4 avril 2016

Tout s’explique

Le Panama au cœur d’un vaste système d’évasion fiscale

Les personnes citées sont-elles toutes dans l’illégalité ?

Le Monde et 108 autres rédactions de 76 pays ont analysé plus de 11,5 millions de données provenant des archives du cabinet panaméen Mossack Fonseca, spécialisé dans la domiciliation de sociétés offshore (sociétés-écrans souvent utilisées pour dissimuler des activités ou des fonds). Les données s’étalent de 1977 à 2015. Les noms de chefs d’État et de gouvernement (le président syrien Bachar el-Assad, le Premier ministre islandais Sigmundur Gunnlaugsson) et de ministres (Jérôme Cahuzac) en activité ou non, de grands noms du sport (Michel Platini, Lionel Messi) ou de dirigeants d’entreprises (Patrick Drahi) sont cités comme clients du cabinet. Tous ne sont pas forcément dans l’illégalité : le recours à des sociétés offshore est légal s’il est déclaré au fisc de son pays. François Hollande a déclaré ce matin que des enquêtes seraient diligentées à mesure que les informations seront connues et le parquet national financier en a ouvert une pour blanchiment de fraudes fiscales aggravées.

Comment l’affaire a-t-elle été révélée ?

Le Monde explique que la base de données (2 600 Go, soit 1 500 fois le volume des données publiées par WikiLeaks en 2010) a été remise au quotidien allemand Süddeutsche Zeitung par une source dont l’identité n’est pas divulguée.

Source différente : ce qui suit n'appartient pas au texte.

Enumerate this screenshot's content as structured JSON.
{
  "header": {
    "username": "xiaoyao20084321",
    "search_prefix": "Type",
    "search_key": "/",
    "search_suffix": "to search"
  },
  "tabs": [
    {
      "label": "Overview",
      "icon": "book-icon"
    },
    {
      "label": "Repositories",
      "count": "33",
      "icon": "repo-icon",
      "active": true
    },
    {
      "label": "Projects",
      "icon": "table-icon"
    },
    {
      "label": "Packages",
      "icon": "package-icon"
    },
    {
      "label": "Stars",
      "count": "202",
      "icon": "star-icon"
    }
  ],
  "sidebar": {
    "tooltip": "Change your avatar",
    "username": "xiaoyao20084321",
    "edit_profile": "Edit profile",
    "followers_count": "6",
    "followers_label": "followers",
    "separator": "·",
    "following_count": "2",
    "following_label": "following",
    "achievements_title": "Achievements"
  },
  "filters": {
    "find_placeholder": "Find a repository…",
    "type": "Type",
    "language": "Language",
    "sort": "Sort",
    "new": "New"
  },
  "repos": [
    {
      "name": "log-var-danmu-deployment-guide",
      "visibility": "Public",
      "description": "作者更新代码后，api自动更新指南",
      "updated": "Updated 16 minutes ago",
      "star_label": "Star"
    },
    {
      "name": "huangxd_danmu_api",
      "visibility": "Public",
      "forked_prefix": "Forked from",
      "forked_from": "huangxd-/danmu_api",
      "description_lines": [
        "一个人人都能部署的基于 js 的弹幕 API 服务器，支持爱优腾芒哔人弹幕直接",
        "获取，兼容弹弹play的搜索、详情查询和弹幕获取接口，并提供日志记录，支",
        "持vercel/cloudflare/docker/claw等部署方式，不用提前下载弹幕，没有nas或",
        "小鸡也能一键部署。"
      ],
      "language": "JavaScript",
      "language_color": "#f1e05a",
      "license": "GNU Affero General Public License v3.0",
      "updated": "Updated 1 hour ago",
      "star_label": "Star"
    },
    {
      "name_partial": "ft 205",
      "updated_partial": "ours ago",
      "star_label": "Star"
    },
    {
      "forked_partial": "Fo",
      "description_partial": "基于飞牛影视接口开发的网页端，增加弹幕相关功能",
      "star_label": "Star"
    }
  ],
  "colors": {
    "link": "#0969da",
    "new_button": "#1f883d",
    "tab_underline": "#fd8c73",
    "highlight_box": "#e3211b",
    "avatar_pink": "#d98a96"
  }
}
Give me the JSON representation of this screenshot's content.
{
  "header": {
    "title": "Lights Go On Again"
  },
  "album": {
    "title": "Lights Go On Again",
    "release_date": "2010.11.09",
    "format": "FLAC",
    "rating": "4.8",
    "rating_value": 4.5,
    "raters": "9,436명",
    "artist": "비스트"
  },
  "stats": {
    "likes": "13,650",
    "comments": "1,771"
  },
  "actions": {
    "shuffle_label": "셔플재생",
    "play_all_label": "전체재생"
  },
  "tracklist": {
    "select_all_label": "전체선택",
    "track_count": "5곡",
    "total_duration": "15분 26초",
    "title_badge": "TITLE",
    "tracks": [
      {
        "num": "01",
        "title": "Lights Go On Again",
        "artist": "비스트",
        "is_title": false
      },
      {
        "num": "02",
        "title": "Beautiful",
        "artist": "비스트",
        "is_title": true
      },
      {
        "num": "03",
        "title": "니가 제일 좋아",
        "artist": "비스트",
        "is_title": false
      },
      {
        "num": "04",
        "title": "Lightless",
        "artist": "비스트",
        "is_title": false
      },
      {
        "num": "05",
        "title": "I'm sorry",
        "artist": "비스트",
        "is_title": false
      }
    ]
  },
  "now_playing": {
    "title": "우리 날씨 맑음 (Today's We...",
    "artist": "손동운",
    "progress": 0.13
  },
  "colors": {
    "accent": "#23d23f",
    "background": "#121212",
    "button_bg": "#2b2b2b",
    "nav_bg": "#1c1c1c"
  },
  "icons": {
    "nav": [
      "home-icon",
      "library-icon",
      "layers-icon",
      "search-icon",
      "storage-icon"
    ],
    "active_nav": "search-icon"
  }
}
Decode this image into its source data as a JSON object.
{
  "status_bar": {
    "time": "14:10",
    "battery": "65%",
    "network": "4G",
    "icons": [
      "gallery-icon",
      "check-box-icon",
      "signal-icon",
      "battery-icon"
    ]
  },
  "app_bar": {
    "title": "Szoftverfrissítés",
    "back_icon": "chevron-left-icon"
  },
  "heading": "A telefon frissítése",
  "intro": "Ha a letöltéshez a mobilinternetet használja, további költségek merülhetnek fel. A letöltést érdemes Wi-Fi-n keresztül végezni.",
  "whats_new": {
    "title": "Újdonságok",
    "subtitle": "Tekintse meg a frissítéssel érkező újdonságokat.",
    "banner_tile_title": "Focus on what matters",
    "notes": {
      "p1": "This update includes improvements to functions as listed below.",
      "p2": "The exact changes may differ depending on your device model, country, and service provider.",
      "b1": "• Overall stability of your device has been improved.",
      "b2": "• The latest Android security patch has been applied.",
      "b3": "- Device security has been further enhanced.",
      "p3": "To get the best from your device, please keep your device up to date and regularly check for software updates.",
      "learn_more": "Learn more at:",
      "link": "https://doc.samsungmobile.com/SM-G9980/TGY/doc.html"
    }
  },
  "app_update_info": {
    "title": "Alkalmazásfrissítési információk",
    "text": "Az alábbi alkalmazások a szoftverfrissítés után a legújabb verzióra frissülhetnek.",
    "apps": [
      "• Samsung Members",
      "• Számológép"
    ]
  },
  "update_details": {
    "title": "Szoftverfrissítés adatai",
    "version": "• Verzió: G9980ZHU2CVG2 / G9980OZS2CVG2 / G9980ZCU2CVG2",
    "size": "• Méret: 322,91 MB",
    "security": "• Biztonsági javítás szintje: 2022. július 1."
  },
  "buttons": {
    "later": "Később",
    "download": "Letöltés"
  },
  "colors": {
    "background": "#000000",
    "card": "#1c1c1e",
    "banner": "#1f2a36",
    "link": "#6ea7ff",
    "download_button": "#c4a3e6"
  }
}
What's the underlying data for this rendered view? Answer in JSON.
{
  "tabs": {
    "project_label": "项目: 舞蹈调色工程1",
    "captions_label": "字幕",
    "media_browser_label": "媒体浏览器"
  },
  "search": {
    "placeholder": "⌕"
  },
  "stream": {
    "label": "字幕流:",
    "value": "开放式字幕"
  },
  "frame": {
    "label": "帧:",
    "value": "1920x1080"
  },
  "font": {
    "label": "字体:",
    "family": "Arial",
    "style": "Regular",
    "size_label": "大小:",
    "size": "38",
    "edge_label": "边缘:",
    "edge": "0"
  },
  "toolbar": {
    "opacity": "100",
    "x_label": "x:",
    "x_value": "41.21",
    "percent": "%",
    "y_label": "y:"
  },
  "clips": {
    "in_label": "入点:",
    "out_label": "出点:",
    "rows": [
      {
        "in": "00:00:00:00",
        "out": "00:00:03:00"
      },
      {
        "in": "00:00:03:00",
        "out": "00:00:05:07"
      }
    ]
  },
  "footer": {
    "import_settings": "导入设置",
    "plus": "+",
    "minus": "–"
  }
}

Devant l’ampleur du contenu, les documents ont été partagés au sein du Consortium international des journalistes d’investigation, une ONG installée à Washington dont sont membres des centaines de journalistes à travers le monde. Elle est responsable des affaires Offshore Leaks (2013), Lux Leaks (2014) ou Swiss Leaks (2015), plusieurs scandales financiers impliquant une évasion fiscale à grande échelle.

Quelle est la réglementation française pour les paradis fiscaux ?

En l’état, la loi autorise les banques à exercer dans les paradis fiscaux et leurs clients à y placer leur argent, à condition que ces activités soient déclarées. Ils sont alors taxés sur leurs avoirs. Mais c’est souvent pour leur secret bancaire que ces pays sont choisis (Îles Vierges britanniques, Seychelles, Panama, etc.). Pendant la campagne de 2012, François Hollande s’était engagé à supprimer l’autorisation des banques, mais n’a toujours pas agi dans ce sens. Les « Panama Papers » citent la Société Générale comme l’un des établissements financiers ayant le plus fait appel au cabinet panaméen Mossack Fonseca pour créer des sociétés offshore pour le compte de ses clients.